MITS was founded in 1969 by four men, including Edward Roberts, an electronics engineer, Air Force captain, and the company’s driving force. Twenty-eight years old at the time, Roberts was a research engineer in the laser division of the Air Force Weapons Lab at Albuquerque’s Kirtland Air Force Base. (Two of his partners were also engineers and captains at the lab; the third was a civilian.) A big, burly man with a dry, matter-of-fact manner, Roberts had been born in Miami, Florida, where his father had owned an appliance shop. After attending college for several years, Roberts joined the Air Force and ended up as an electronics teacher at Lackland Air Force Base, in San Antonio, Texas.

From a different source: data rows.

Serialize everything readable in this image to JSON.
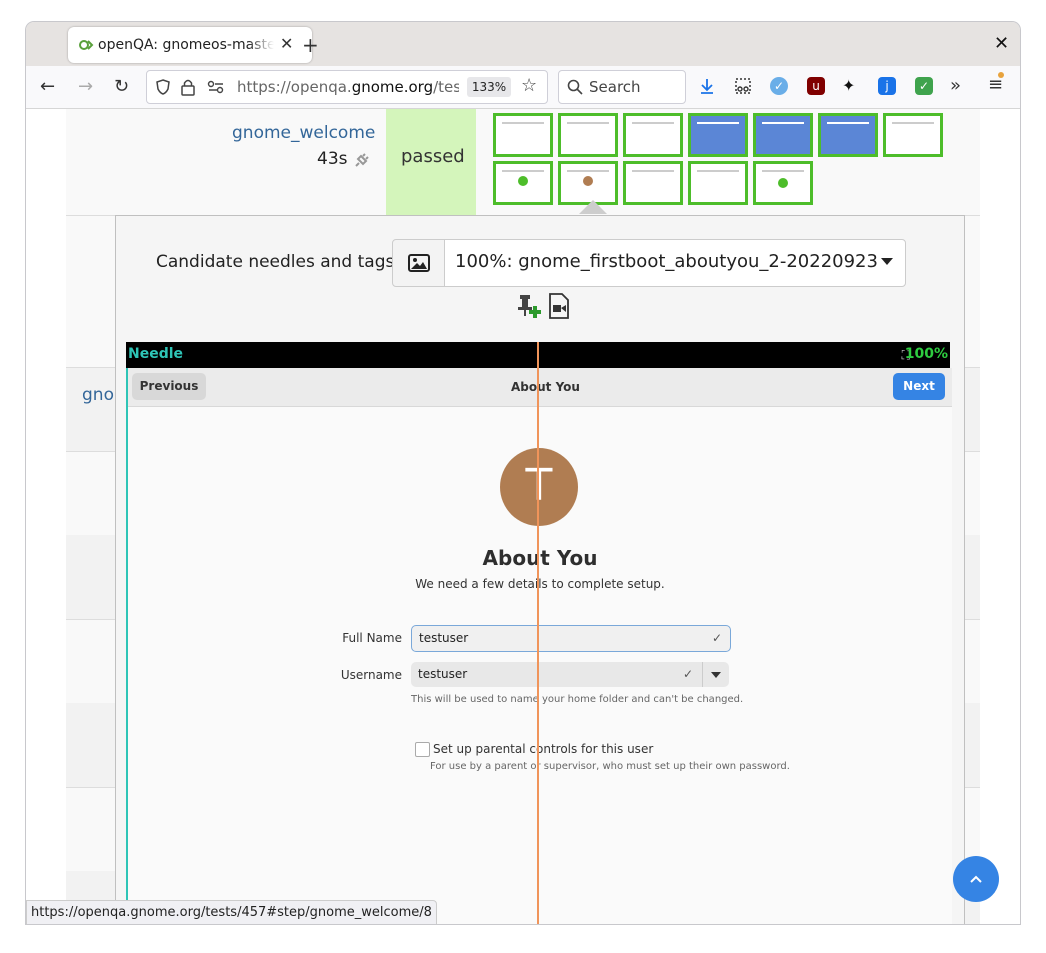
{
  "browser": {
    "tab_title": "openQA: gnomeos-maste",
    "url_prefix": "https://openqa.",
    "url_domain": "gnome.org",
    "url_suffix": "/tests/",
    "zoom": "133%",
    "search_placeholder": "Search",
    "status_url": "https://openqa.gnome.org/tests/457#step/gnome_welcome/8"
  },
  "result_row": {
    "test_name": "gnome_welcome",
    "duration": "43s",
    "result": "passed",
    "next_test_partial": "gno"
  },
  "needle_panel": {
    "candidate_label": "Candidate needles and tags:",
    "selected_candidate": "100%: gnome_firstboot_aboutyou_2-20220923",
    "needle_label": "Needle",
    "needle_match": "100%"
  },
  "gnome_screen": {
    "previous": "Previous",
    "header_title": "About You",
    "next": "Next",
    "avatar_letter": "T",
    "title": "About You",
    "subtitle": "We need a few details to complete setup.",
    "full_name_label": "Full Name",
    "full_name_value": "testuser",
    "username_label": "Username",
    "username_value": "testuser",
    "username_hint": "This will be used to name your home folder and can't be changed.",
    "parental_label": "Set up parental controls for this user",
    "parental_hint": "For use by a parent or supervisor, who must set up their own password."
  },
  "colors": {
    "accent": "#3584e4",
    "passed_bg": "#d4f5bb",
    "thumb_border": "#4dbd2a",
    "needle_line": "#f0945a",
    "needle_label": "#2ec5b7"
  }
}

With financial aid from the Air Force, he returned to school and received a B.S. in electrical engineering from Oklahoma State University, in Stillwater.
For the first two years of MITS’s existence, Roberts and his partners were in the Air Force, and the company was a shoestring, part-time operation based in Roberts’s garage in the northeast section of Albuquerque. Its first product was a telemetry kit for model rockets. But the world wasn’t overflowing with model rocket devotees, and the kit, not surprisingly, did poorly. The company’s next product, a gadget that could send and receive voices via infrared light, was more ambitious. Forrest Mims III, one of the company’s cofounders and an aspiring writer, wrote an article on the “Opticom,” as the device was called, for Popular Electronics. Despite the publicity – the magazine’s monthly circulation was approximately 350,000, about 130,000 more than Radio-Electronics – this kit also failed to catch on. Discouraged, Mims and the other partners decided to pull out of the company, and Roberts, who was determined to make a go of it, bought them out for $100 apiece.

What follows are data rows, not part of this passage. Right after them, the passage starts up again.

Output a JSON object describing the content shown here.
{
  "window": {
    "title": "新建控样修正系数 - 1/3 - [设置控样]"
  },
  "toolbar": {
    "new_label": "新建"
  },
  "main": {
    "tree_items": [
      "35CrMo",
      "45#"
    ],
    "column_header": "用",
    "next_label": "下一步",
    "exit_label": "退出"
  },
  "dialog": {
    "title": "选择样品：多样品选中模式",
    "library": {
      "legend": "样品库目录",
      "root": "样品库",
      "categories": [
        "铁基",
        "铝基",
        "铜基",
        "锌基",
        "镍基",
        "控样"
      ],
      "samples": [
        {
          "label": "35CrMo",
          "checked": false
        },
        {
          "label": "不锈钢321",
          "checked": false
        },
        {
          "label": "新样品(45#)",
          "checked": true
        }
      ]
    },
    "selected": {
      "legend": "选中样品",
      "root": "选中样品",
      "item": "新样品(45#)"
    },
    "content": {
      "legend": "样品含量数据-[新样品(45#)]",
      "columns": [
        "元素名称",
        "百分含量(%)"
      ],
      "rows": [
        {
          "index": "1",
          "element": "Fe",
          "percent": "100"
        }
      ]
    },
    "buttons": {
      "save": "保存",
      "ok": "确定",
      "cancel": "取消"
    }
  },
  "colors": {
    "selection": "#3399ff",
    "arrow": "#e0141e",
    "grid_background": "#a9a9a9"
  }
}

Once on his own, Roberts decided to get into electronic calculator kits. It proved to be a smart move. MITS was one of the first companies to put a calculator kit on the market – a $169 model that rivaled many assembled, and much more expensive, calculators – and the company filled ten to fifteen thousand orders between 1972 and 1974. By 1973, MITS occupied two large rooms in a shopping center in northeast Albuquerque and employed about twenty-five people, most of whom packaged the kits and filled orders. The company also went public that year, issuing $500,000 worth of stock on the over-the-counter market. However, the calculator business wasn’t very profitable – the competition was murderous – and MITS made little money. (The stock hovered between 50 ? and 75 ? a share.) And when, also in 1974, the semiconductor manufacturers entered the calculator business, the bottom fell out of the market, and MITS could no longer compete. Fully assembled calculators suddenly were selling for much less than the company’s kits.

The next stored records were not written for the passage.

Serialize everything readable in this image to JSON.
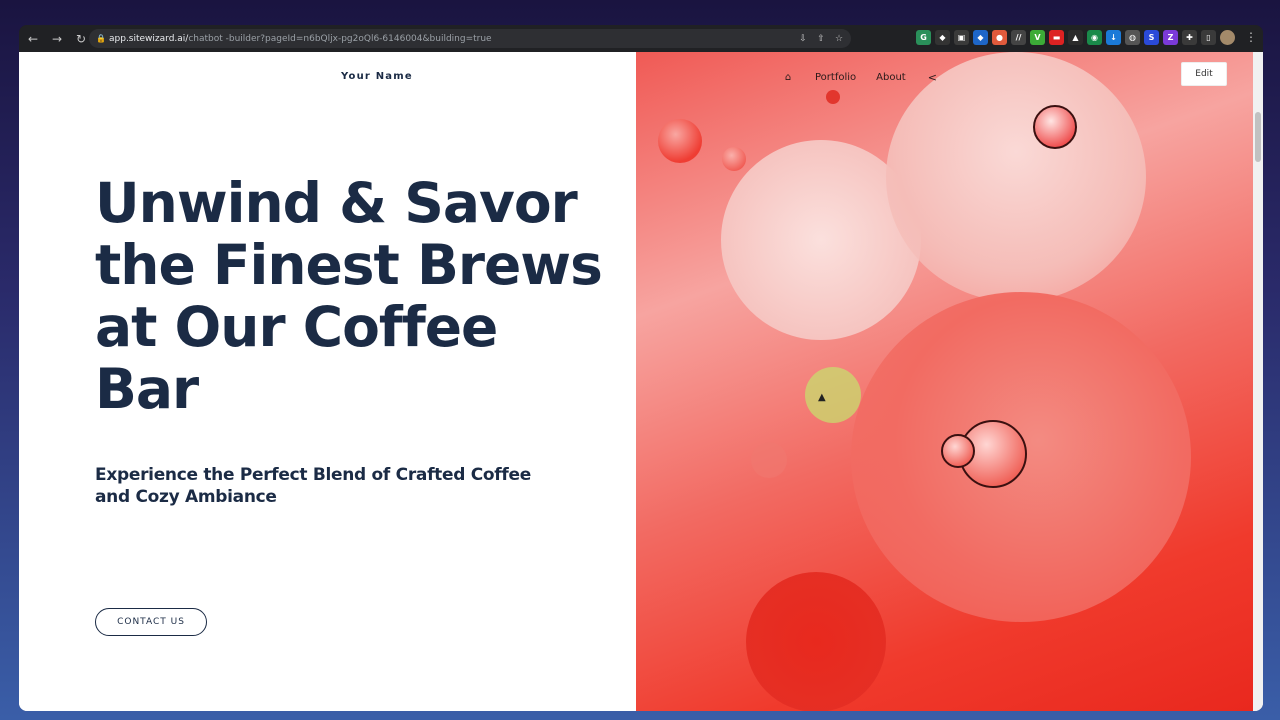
{
  "browser": {
    "url_host": "app.sitewizard.ai/",
    "url_path": "chatbot   -builder?pageId=n6bQljx-pg2oQl6-6146004&building=true"
  },
  "site": {
    "brand": "Your Name",
    "nav": {
      "portfolio": "Portfolio",
      "about": "About"
    },
    "edit_label": "Edit",
    "headline": "Unwind & Savor the Finest Brews at Our Coffee Bar",
    "subheadline": "Experience the Perfect Blend of Crafted Coffee and Cozy Ambiance",
    "cta": "CONTACT US"
  },
  "icons": {
    "back": "arrow-left",
    "forward": "arrow-right",
    "reload": "reload",
    "lock": "lock",
    "home": "home",
    "share": "share"
  },
  "colors": {
    "headline": "#1b2b45",
    "hero_red": "#f03a2c"
  }
}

Roberts decided to go for broke with an unprecedented product – a computer kit. He had always been interested in digital electronics and had always wanted to build a minicomputer. He studied the 8080’s specifications and decided that, unlike the 8008, this chip possessed enough power to run a sophisticated small computer. He discussed his idea with Popular Electronics, and the magazine’s editorial director, Arthur Salsberg, and technical editor, Leslie Solomon, encouraged him. They had been searching for a good computer project since early that year. But they had certain requirements; the machine had to be more than a toy – more than a gadget with flashing lights – and it had to sell for under $400. And so, in 1974, Roberts and his engineers, in a desperate effort to keep the company afloat, started building the Altair.